Forecasts of Ecological Footprint (EF) made with time series models enable the effective management of environmental impacts, the more efficient development of sustainability strategies, and the conscious utilization of existing resources. These forecasts contribute to a better understanding of environmental variability and aid in predicting future ecological impacts. As a result, sustainability efforts can be planned and implemented more effectively. Nevertheless, it is observed that there is a limited number of studies on EF forecasting using time series models in the literature. In this context, further comprehensive research is needed to identify models that will yield more successful results in this field.

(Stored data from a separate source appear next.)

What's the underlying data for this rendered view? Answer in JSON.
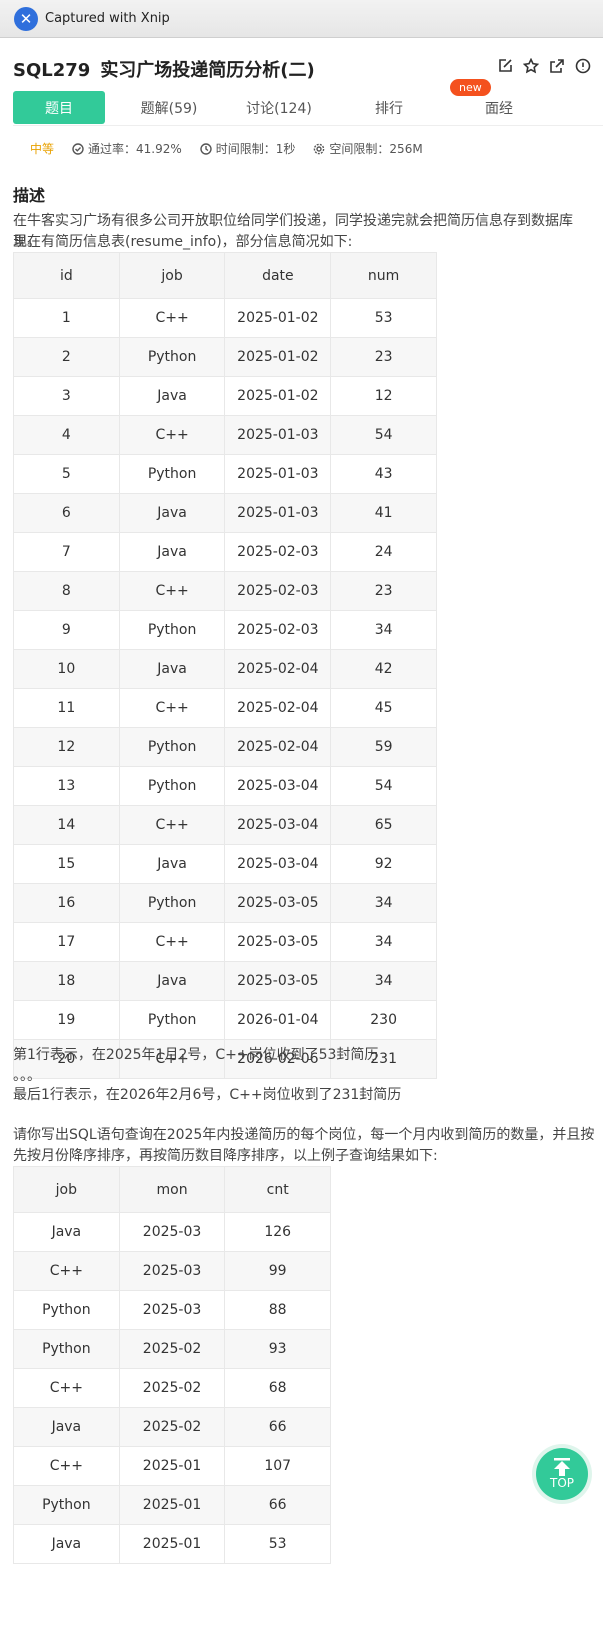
{
  "titlebar": {
    "text": "Captured with Xnip"
  },
  "question": {
    "code": "SQL279",
    "title": "实习广场投递简历分析(二)"
  },
  "tabs": [
    {
      "label": "题目"
    },
    {
      "label": "题解(59)"
    },
    {
      "label": "讨论(124)"
    },
    {
      "label": "排行"
    },
    {
      "label": "面经"
    }
  ],
  "new_badge": "new",
  "meta": {
    "difficulty": "中等",
    "pass_rate": "通过率：41.92%",
    "time_limit": "时间限制：1秒",
    "space_limit": "空间限制：256M"
  },
  "description": {
    "heading": "描述",
    "line1": "在牛客实习广场有很多公司开放职位给同学们投递，同学投递完就会把简历信息存到数据库里。",
    "line2": "现在有简历信息表(resume_info)，部分信息简况如下:",
    "after1": "第1行表示，在2025年1月2号，C++岗位收到了53封简历",
    "after2": "。。。",
    "after3": "最后1行表示，在2026年2月6号，C++岗位收到了231封简历",
    "query1": "请你写出SQL语句查询在2025年内投递简历的每个岗位，每一个月内收到简历的数量，并且按",
    "query2": "先按月份降序排序，再按简历数目降序排序，以上例子查询结果如下:"
  },
  "resume_table": {
    "headers": [
      "id",
      "job",
      "date",
      "num"
    ],
    "rows": [
      [
        "1",
        "C++",
        "2025-01-02",
        "53"
      ],
      [
        "2",
        "Python",
        "2025-01-02",
        "23"
      ],
      [
        "3",
        "Java",
        "2025-01-02",
        "12"
      ],
      [
        "4",
        "C++",
        "2025-01-03",
        "54"
      ],
      [
        "5",
        "Python",
        "2025-01-03",
        "43"
      ],
      [
        "6",
        "Java",
        "2025-01-03",
        "41"
      ],
      [
        "7",
        "Java",
        "2025-02-03",
        "24"
      ],
      [
        "8",
        "C++",
        "2025-02-03",
        "23"
      ],
      [
        "9",
        "Python",
        "2025-02-03",
        "34"
      ],
      [
        "10",
        "Java",
        "2025-02-04",
        "42"
      ],
      [
        "11",
        "C++",
        "2025-02-04",
        "45"
      ],
      [
        "12",
        "Python",
        "2025-02-04",
        "59"
      ],
      [
        "13",
        "Python",
        "2025-03-04",
        "54"
      ],
      [
        "14",
        "C++",
        "2025-03-04",
        "65"
      ],
      [
        "15",
        "Java",
        "2025-03-04",
        "92"
      ],
      [
        "16",
        "Python",
        "2025-03-05",
        "34"
      ],
      [
        "17",
        "C++",
        "2025-03-05",
        "34"
      ],
      [
        "18",
        "Java",
        "2025-03-05",
        "34"
      ],
      [
        "19",
        "Python",
        "2026-01-04",
        "230"
      ],
      [
        "20",
        "C++",
        "2026-02-06",
        "231"
      ]
    ]
  },
  "result_table": {
    "headers": [
      "job",
      "mon",
      "cnt"
    ],
    "rows": [
      [
        "Java",
        "2025-03",
        "126"
      ],
      [
        "C++",
        "2025-03",
        "99"
      ],
      [
        "Python",
        "2025-03",
        "88"
      ],
      [
        "Python",
        "2025-02",
        "93"
      ],
      [
        "C++",
        "2025-02",
        "68"
      ],
      [
        "Java",
        "2025-02",
        "66"
      ],
      [
        "C++",
        "2025-01",
        "107"
      ],
      [
        "Python",
        "2025-01",
        "66"
      ],
      [
        "Java",
        "2025-01",
        "53"
      ]
    ]
  },
  "top_button": {
    "label": "TOP"
  },
  "colors": {
    "accent": "#32ca99",
    "difficulty": "#e8a100",
    "badge": "#f4511e"
  }
}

This study compared deep learning, classical, and hybrid time series models to improve the accuracy of EF forecasting systems. As a result, based on the RMSE (42,452 × 10⁴ gha) and MAPE (2.12%) values for the test set, the ARIMA (1,1,0) model outperforms the LSTM, Holt–Winters, and hybrid ARIMA-SVR models. The superiority of the ARIMA (1,1,0) model has also been confirmed by the Wilcoxon Signed-Rank statistical test. However, owing to the effects of COVID-19 lockdowns, the global EF levels have deviated from their regular pattern. In this unexpected scenario of EF decrease, the forecasting errors of time series models have increased. Indeed, when EF forecasts for 2020 and 2021 are omitted, the MAPE value of the ARIMA model is 1.15%. This result indicates that anomalies in the dataset have a significant impact on the forecasting performance of the models. The findings suggest that the ARIMA model not only produces successful EF forecasts but also adapts better to unexpected situations.